A company called iSkoot was behind at least some of the clients and back-end servers but iSkoot announced a shutdown scheduled for 20 January 2011. It appears this shutdown initially affected the J2ME version and some Skypephones (which now show a "click to upgrade" link which either doesn't function or takes you to a page saying an upgrade is not available), but some S60 versions were not affected. Skype have started sending emails indicating the Skype on 3 service will be terminated on 30 September 2014, in spite of Three's original "free for life" advertising. The recommended clients for smartphones will use the phone's data connection which may be liable to charges, instead of the dedicated access number used by the client, which was free to call.

===Roaming packages===
In February 2007, 3 introduced '3 Like Home', a service that in theory allows subscribers to use any 3-branded network (with the exception of 3 Indonesia) without having to pay additional roaming charges, instead paying the same amount for voice, data, and messaging services as they would do on their home network. This also allows users to use their free or inclusive bundles and allowances while abroad; however, pre-pay customers do not benefit fully, as they cannot use each 3 branded network for "3 Like Home". This arrangement is possible because of the roaming agreements between the networks, which provide service to other partners' customers free of internal roaming charges. This means that the marginal cost of a roaming call is much the same as a call on the home network.

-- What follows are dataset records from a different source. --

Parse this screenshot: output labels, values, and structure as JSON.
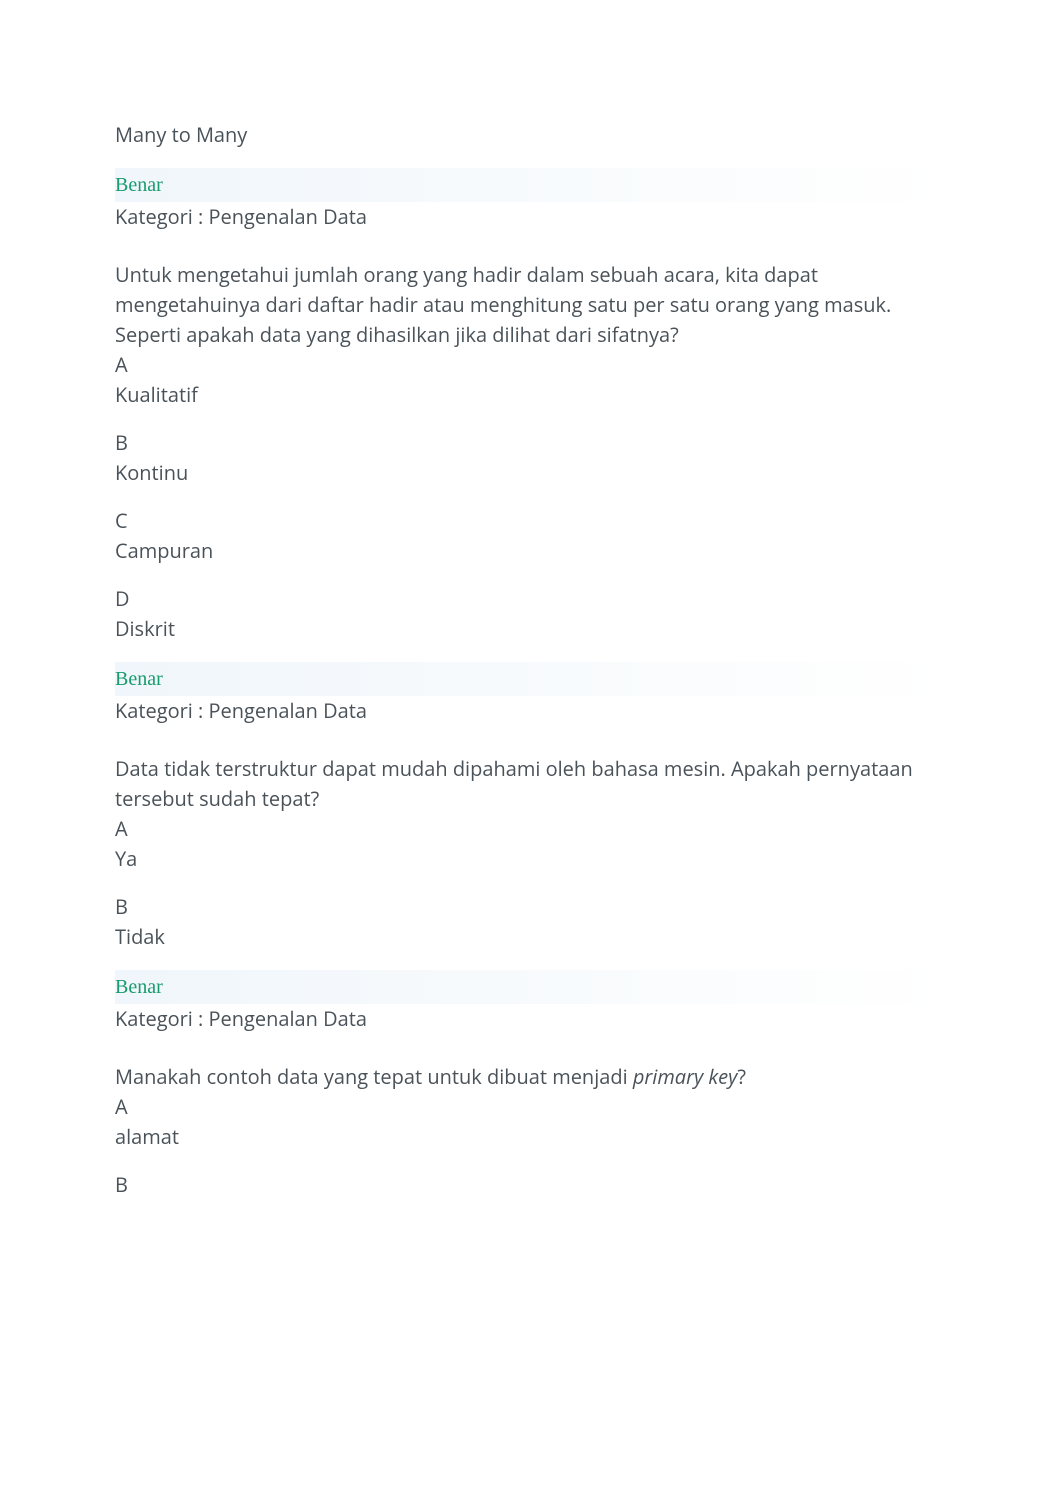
{
  "q1": {
    "visibleOption": "Many to Many",
    "status": "Benar",
    "category": "Kategori : Pengenalan Data"
  },
  "q2": {
    "line1": "Untuk mengetahui jumlah orang yang hadir dalam sebuah acara, kita dapat mengetahuinya dari daftar hadir atau menghitung satu per satu orang yang masuk.",
    "line2": "Seperti apakah data yang dihasilkan jika dilihat dari sifatnya?",
    "options": {
      "A": {
        "letter": "A",
        "label": "Kualitatif"
      },
      "B": {
        "letter": "B",
        "label": "Kontinu"
      },
      "C": {
        "letter": "C",
        "label": "Campuran"
      },
      "D": {
        "letter": "D",
        "label": "Diskrit"
      }
    },
    "status": "Benar",
    "category": "Kategori : Pengenalan Data"
  },
  "q3": {
    "line1": "Data tidak terstruktur dapat mudah dipahami oleh bahasa mesin. Apakah pernyataan tersebut sudah tepat?",
    "options": {
      "A": {
        "letter": "A",
        "label": "Ya"
      },
      "B": {
        "letter": "B",
        "label": "Tidak"
      }
    },
    "status": "Benar",
    "category": "Kategori : Pengenalan Data"
  },
  "q4": {
    "line1_pre": "Manakah contoh data yang tepat untuk dibuat menjadi ",
    "line1_italic": "primary key",
    "line1_post": "?",
    "options": {
      "A": {
        "letter": "A",
        "label": "alamat"
      },
      "B": {
        "letter": "B"
      }
    }
  }
}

- At the end of April 2009, 3 UK announced that '3 Like Home' would no longer be available to customers of the 3 UK network from 30 June 2009. On 7 April 2010, 3 Sweden announced that '3 Like Home' would be discontinued on 23 May 2010.
- On 19 August 2013, 3 Austria announced at a press conference that '3 Like Home' would no longer be available for new customers, following their acquisition of Orange Austria. Existing plans were unaffected.
- On 30 August 2013, 3 UK launched "Feel at Home" for UK customers visiting Australia, Italy, Denmark, Austria, Sweden, Hong Kong and Ireland, where calls, texts and data are charged at their standard UK rate. The list of countries was later extended:
  - 4 December 2013 – Indonesia, Macau, Sri Lanka and the USA
  - 1 July 2014 – France, Finland, Israel, Norway and Switzerland
  - 1 April 2015 – New Zealand and Spain
  - 8 September 2016 – a further 24 European destinations, including Germany, Portugal and Greece
  - 15 June 2017 – Brazil and Singapore
- In Sept 2014, 3 Denmark added France, Germany, Norway and Switzerland to its "Roam Like Home" package.
  - May 2015 − added Portugal, Malta, Greece, Cyprus and Spain
  - November 2015 – added USA and Singapore
- On 1 April 2017, 3 Ireland announced that they were discontinuing their '3 Like Home' service, later announcing they would instead provide a "Roam Like Home" experience to Pay As You Go customers, allowing them to use their flexi units and a "chunk" of their data within the 30 EEA countries together with Andorra, Monaco, Norway, Switzerland, San Marino and UK. On Bill Pay Plans this scheme includes the 30 EEA countries together with Andorra, the Isle of Man, Jersey, Guernsey, Gibraltar, Monaco, San Marino, UK and Vatican City. This was introduced as part of Regulation (EU) No 531/2012 which abolished roaming charges within the European Union.